California has a complex home visiting landscape. Prior to 2018, California did not invest state funds directly in voluntary, evidence-based home visiting. Today, according to data reported by the California Department of Public Health (CDPH) and the California Department of Social Services (CDSS), 44 counties participate in home visiting programs administered by those state departments, with a blend of state and federal funding. Nine additional counties implement a home visiting program separate from CDPH and CDDS administered or funded by the local public health department or county First 5s. In total, 53 counties in California implement some kind of home visiting program.
Home visiting services are primarily funded through four sources: (1) CDPH California Home Visiting Program (CHVP); (2) CalWORKs Home Visiting Program (HVP); (3) Early Head Start, Home-Based Option (EHS-HBO); and (4) First 5 County Commission Funding. In fiscal year (FY) 2022, these programs provided home visiting services for over 20,000 families. The EHS-HBO represented the largest home visiting model in the state. Funding for the EHS-HBO comes from the Federal Office of Head Start at the U.S. Department of Health and Human Services (HHS). EHS grants are funded by the federal government and flow directly to local programs. EHS grants funded almost 14,000 EHS-HBO slots in FY 2022. The EHS program does not publish annual data on the number of county home visiting programs funded by EHS grants. Per data from the CHVP and CalWORKs HVP, we know the EHS-HBO model is implemented in 45 counties.
The CalWORKs HVP served almost 3,000 families across 42 counties during FY 2022. This voluntary program serves parents receiving assistance through the CalWORKs program. For counties to receive funding through this program, they must use a home visiting model with demonstrated evidence of effectiveness, as classified by HHS. Counties can use one, or a combination, of the following HHS classified evidence-based models: EHS-HBO, Nurse-Family Partnership (NFP), Healthy Families America (HFA), or Parents as Teachers (PAT). Within the CalWORKs HVP, the PAT model is the most common home visiting program, currently in use in 19 counties. HFA operates in 17 counties, NFP in 13, and EHS-HBO in 7. Counties can also use local models, so long as they meet the HHS standards of home visiting effectiveness. Four counties utilize local home visiting models.
Thirty-four counties participate in the CHVP, which is funded through federal Maternal, Infant, and Early Childhood Home Visiting (MIECHV) funds and augmented with State General fund dollars. In FY 2022, CHVP conducted over 22,000 home visits and served approximately 2,500 families and 2,000 children. Counties receiving CHVP funding must use the HFA, NFP, or PAT models. The NFP model is the most common home visiting model used within the CHVP. The NFP model is currently in use in 9 counties, while HFA is administered in 7, and PAT in one. A component of MIECHV is the Tribal MIECHV program, which funds the Family Spirit home visiting model for Indigenous communities across the State. There are 7 active Family Spirit affiliates across California.
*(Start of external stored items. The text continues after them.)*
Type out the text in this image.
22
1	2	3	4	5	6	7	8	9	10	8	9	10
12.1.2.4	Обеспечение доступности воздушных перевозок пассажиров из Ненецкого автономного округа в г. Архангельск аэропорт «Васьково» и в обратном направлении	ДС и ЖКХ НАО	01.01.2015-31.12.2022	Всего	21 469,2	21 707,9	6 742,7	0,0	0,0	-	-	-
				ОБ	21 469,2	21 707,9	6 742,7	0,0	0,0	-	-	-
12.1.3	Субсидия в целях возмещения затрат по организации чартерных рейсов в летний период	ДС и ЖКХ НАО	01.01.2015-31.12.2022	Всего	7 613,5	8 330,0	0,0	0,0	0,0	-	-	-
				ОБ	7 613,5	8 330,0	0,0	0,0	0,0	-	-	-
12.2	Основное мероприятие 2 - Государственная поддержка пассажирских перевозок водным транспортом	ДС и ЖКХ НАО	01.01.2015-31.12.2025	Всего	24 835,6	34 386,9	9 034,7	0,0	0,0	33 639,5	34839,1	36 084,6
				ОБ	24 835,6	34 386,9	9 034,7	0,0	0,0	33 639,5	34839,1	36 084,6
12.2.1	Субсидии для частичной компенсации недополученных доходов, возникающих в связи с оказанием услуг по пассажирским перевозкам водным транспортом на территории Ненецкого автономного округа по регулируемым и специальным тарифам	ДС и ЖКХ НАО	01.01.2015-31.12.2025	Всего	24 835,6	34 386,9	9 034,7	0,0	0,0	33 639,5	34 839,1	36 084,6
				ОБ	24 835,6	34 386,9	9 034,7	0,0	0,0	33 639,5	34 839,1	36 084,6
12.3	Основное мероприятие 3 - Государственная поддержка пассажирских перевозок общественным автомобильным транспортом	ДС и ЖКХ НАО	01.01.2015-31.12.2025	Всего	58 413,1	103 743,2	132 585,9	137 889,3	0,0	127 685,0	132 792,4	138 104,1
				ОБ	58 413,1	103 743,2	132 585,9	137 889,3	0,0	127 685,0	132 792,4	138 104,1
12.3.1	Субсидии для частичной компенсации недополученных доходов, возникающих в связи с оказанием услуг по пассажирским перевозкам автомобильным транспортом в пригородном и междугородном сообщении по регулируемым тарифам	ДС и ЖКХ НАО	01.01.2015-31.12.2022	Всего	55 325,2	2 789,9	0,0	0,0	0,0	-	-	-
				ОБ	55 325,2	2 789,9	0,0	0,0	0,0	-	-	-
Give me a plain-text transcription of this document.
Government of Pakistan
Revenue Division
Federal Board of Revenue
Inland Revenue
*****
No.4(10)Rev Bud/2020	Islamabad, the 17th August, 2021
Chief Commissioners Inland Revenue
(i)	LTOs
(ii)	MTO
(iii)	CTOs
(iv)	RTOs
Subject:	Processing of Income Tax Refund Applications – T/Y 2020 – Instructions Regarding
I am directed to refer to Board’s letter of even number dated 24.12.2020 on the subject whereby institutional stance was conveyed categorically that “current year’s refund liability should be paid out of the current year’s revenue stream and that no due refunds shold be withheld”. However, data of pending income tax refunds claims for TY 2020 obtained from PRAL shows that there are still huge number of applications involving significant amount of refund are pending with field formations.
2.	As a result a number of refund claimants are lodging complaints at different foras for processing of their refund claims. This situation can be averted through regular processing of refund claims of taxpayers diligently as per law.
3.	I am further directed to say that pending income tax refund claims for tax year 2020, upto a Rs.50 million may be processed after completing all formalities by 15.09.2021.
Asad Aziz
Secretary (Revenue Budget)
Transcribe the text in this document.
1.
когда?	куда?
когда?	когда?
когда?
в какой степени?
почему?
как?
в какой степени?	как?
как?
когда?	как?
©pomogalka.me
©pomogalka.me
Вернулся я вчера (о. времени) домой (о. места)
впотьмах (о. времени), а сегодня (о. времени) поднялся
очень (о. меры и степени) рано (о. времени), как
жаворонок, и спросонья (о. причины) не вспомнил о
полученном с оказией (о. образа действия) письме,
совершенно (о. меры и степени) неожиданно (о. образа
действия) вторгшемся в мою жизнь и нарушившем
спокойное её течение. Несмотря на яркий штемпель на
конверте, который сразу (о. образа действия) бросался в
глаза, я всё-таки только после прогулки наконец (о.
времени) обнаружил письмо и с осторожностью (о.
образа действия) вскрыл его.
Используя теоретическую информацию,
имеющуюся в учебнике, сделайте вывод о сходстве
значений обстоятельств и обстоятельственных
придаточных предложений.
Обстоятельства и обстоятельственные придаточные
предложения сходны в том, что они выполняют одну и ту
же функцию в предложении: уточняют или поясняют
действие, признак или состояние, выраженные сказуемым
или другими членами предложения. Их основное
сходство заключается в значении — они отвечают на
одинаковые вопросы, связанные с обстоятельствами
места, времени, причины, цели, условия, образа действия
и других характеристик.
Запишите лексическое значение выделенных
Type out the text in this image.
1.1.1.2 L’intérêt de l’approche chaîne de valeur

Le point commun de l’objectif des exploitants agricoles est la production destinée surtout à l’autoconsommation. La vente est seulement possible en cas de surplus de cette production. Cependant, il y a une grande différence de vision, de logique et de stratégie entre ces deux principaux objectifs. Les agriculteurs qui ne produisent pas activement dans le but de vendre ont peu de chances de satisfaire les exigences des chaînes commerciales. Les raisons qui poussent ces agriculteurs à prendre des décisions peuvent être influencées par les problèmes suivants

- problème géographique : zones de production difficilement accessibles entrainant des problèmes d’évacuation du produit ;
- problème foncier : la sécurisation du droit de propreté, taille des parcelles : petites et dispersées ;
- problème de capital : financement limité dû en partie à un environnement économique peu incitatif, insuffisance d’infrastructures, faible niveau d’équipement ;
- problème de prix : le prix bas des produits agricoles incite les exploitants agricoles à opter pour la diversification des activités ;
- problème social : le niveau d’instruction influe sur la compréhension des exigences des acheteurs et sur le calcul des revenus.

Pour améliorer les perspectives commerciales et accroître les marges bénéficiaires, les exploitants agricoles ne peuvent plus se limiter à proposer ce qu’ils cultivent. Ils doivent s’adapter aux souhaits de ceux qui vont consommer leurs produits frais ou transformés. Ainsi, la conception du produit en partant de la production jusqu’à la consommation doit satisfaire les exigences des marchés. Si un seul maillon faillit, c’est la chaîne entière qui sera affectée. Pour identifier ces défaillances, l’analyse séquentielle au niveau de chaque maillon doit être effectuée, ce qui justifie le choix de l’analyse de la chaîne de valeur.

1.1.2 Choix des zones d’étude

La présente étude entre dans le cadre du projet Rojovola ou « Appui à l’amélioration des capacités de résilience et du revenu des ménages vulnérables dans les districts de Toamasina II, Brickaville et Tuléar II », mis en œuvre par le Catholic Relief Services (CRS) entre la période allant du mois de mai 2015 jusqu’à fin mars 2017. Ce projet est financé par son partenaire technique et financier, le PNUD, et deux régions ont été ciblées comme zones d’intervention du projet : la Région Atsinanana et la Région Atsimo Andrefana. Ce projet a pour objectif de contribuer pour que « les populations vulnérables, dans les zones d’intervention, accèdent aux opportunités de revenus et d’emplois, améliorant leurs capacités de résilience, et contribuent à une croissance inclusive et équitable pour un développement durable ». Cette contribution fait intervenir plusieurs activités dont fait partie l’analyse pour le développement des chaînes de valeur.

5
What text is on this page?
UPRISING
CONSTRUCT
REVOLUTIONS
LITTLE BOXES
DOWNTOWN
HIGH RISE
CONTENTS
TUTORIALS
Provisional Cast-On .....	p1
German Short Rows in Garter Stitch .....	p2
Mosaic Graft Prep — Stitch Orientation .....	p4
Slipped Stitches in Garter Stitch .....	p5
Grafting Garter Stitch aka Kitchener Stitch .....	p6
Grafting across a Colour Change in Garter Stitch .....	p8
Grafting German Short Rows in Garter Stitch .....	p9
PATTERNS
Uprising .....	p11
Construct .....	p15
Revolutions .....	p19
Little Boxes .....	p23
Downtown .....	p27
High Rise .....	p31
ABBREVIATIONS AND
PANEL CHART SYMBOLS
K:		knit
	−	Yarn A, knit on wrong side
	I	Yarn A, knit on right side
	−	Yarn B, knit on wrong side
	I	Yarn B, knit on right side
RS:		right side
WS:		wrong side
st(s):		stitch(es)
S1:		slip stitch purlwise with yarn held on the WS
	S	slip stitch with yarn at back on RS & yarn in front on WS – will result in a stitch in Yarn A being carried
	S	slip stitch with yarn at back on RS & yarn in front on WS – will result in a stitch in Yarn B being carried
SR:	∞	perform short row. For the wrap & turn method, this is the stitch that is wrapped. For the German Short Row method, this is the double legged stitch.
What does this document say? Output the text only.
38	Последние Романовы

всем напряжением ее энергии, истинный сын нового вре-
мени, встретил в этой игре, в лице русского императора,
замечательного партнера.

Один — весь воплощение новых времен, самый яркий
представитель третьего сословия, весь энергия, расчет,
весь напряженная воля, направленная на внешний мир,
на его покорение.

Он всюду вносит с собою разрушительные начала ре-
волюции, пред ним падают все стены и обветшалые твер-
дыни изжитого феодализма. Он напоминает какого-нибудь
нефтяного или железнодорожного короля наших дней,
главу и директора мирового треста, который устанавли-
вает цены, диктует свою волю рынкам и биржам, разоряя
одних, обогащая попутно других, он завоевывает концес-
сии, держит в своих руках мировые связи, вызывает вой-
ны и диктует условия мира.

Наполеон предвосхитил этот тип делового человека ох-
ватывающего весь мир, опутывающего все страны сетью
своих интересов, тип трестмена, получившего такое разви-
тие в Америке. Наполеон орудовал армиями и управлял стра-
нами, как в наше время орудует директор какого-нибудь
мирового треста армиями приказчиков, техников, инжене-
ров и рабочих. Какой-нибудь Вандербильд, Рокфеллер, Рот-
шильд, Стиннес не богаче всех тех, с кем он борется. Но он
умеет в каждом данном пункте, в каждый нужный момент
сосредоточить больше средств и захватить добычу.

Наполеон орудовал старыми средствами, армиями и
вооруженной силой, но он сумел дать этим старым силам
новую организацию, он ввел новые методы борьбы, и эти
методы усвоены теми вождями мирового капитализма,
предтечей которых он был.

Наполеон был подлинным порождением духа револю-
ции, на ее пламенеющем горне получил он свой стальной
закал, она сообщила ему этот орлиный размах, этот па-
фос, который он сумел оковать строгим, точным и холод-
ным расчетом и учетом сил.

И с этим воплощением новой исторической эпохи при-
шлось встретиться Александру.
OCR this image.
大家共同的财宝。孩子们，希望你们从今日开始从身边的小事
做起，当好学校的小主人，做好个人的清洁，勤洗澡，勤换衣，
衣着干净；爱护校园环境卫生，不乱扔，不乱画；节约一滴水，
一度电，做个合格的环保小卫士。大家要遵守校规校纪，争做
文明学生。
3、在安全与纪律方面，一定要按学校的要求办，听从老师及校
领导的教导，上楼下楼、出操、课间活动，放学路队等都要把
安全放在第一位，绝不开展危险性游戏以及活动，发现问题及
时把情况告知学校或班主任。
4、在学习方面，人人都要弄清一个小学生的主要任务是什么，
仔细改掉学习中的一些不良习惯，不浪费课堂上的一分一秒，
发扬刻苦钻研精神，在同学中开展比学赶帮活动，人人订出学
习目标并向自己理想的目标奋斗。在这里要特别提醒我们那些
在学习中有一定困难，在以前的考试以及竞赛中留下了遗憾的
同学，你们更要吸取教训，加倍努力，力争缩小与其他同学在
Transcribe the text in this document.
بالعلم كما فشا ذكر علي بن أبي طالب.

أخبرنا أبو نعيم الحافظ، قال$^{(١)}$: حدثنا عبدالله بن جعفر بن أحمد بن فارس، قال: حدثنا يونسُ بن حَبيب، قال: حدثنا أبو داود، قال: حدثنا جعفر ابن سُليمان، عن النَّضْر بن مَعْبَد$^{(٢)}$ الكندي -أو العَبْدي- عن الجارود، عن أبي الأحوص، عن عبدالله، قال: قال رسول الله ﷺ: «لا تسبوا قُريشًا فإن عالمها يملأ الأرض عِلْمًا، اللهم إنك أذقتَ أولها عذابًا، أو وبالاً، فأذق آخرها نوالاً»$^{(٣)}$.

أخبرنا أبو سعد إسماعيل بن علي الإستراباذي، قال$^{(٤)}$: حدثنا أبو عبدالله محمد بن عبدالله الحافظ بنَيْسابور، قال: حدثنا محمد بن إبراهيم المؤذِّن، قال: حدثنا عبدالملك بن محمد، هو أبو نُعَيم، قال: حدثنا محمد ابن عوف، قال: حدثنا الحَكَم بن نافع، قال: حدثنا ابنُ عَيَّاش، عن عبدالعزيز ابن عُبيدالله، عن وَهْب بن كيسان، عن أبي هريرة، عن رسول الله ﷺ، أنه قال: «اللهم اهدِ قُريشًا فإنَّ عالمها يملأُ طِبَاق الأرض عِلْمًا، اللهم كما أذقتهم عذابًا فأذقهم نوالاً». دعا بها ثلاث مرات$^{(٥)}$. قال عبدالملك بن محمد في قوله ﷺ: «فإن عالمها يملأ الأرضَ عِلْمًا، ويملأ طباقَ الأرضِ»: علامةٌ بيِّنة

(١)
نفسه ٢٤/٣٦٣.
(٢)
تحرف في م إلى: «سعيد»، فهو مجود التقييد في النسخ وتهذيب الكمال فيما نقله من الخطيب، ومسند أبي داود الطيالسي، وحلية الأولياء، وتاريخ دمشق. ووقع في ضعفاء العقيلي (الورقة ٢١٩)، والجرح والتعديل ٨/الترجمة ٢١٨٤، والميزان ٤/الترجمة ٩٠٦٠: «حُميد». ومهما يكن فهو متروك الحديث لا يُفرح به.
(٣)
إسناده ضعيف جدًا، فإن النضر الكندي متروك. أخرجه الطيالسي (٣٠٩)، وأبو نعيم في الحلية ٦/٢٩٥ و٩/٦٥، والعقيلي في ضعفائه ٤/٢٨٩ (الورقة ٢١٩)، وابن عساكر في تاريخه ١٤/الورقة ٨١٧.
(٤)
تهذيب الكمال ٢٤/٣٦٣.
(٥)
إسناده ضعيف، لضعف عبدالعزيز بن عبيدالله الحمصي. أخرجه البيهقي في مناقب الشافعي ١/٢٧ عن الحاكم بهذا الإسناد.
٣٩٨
California’s home visiting landscape was not always this extensive. Until 2019, the largest investment in home visiting programs was by First 5 county organizations. First 5s have been early adopters, designers, funders, and champions of voluntary home visiting services across the state. First 5s still play an active role in home visiting today, with 42 First 5s indicating active involvement in home visiting through providing technical assistance, financial support, and direct home visiting service provision.
While California has made significant strides to expand home visiting services and promote an array of culturally congruent home visiting models, we still have insufficient capacity to fully support even the highest-need families with home visiting. New Medi-Cal benefits like the Community Health Worker (CHW) and Dyadic Care benefits provide opportunities to expand home visiting services to support the highest-need families. As California builds out its Medi-Cal system to provide more person-centered care, it is critical that state leaders prioritize expanding the settings in which care can be delivered to meet families where they are. Home visiting services in California have come a long way, and we will continue to protect and build on our hard work to strengthen family services.